Fellow members of the congregation, which rented space in the lower level of the Tree of Life Synagogue, said Wax was a kind man and a pillar of the congregation, filling just about every role except cantor.
Myron Snider said Wax would stay late to tell jokes with him and said his friend was unfailingly generous. "When my daughters were younger, they would go to him, and he would help them with their federal income tax every year. Never charged them."
"He and I used to, at the end of services, try to tell a joke or two to each other. Most of the time they were clean jokes. Most of the time. I won't say all the time, but most of the time."

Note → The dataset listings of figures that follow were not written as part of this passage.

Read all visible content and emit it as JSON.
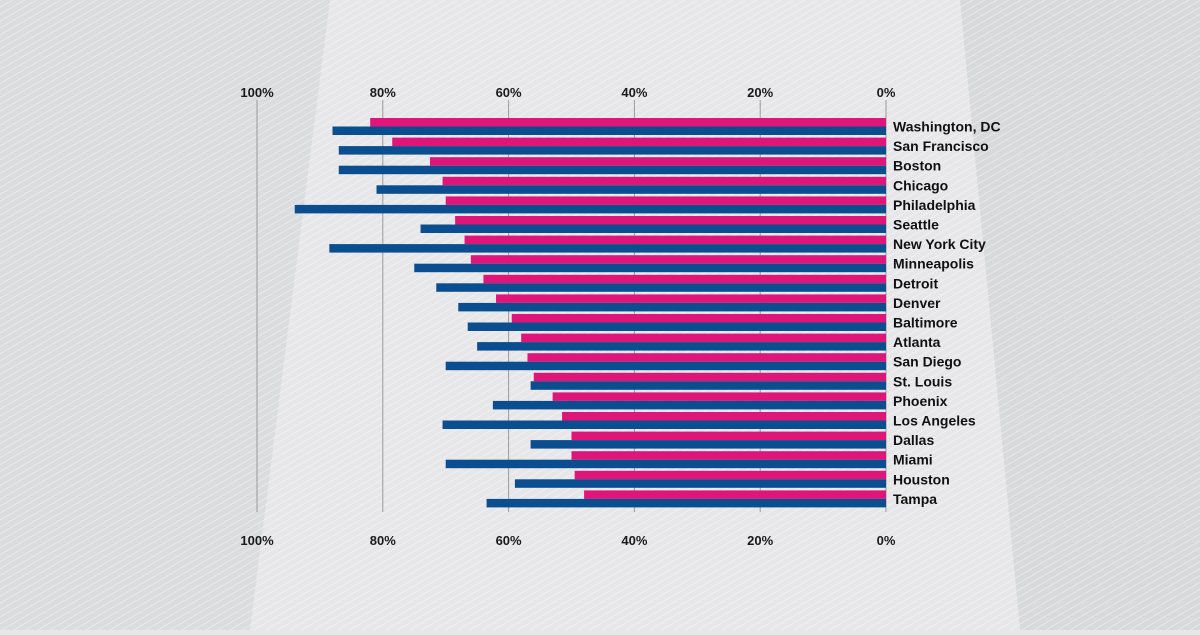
{
  "chart_data": {
    "type": "bar",
    "orientation": "horizontal",
    "direction": "right-to-left",
    "categories": [
      "Washington, DC",
      "San Francisco",
      "Boston",
      "Chicago",
      "Philadelphia",
      "Seattle",
      "New York City",
      "Minneapolis",
      "Detroit",
      "Denver",
      "Baltimore",
      "Atlanta",
      "San Diego",
      "St. Louis",
      "Phoenix",
      "Los Angeles",
      "Dallas",
      "Miami",
      "Houston",
      "Tampa"
    ],
    "series": [
      {
        "color": "#e0157a",
        "values": [
          82,
          78.5,
          72.5,
          70.5,
          70,
          68.5,
          67,
          66,
          64,
          62,
          59.5,
          58,
          57,
          56,
          53,
          51.5,
          50,
          50,
          49.5,
          48
        ]
      },
      {
        "color": "#0b4e8f",
        "values": [
          88,
          87,
          87,
          81,
          94,
          74,
          88.5,
          75,
          71.5,
          68,
          66.5,
          65,
          70,
          56.5,
          62.5,
          70.5,
          56.5,
          70,
          59,
          63.5
        ]
      }
    ],
    "xlim": [
      0,
      100
    ],
    "ticks": [
      "100%",
      "80%",
      "60%",
      "40%",
      "20%",
      "0%"
    ],
    "grid": true,
    "legend": "none",
    "title": "",
    "xlabel": "",
    "ylabel": ""
  }
}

New Light moved to the Tree of Life building about a year ago, when the congregation of about 100 mostly older members could no longer afford its own space, said administrative assistant Marilyn Honigsberg. She said Wax, who lost his wife Sandra in 2016, was always there when services began at 9:45 a.m.
Snider said Wax was a pillar of the congregation, filling just about every role except cantor. Snider had just been released from a six-week hospital stay for pneumonia and was not at Saturday's services. "He called my wife to get my phone number in the hospital so he could talk to me," Snider said. "Just a sweet, sweet guy."
Bernice Simon, 84; Sylvan Simon, 86
The Simons lost their lives in the very same chapel where they married 62 years ago. They were retired and liked to take walks around the neighborhood.
"Our parents did everything together as a married couple. They were deeply in love with each other and persevered in the tragic loss of a son in 2010," their children said in a statement.
Rose Mallinger, 97
Rose Mallinger was the eldest victim in Saturday's shooting. Worshipers remember her as almost the first to always walk into services and was described by a relative as "the most caring gentle loving woman."
Her daughter was among those wounded in the shooting.
Former Tree of Life synagogue president Barton Schachter knew Mallinger well.
"She was emblematic of this group," he told CBS News' Nikki Battiste. "Everybody was nice. They were warm to strangers ... they were reaching out to everyone. They were there for a purpose."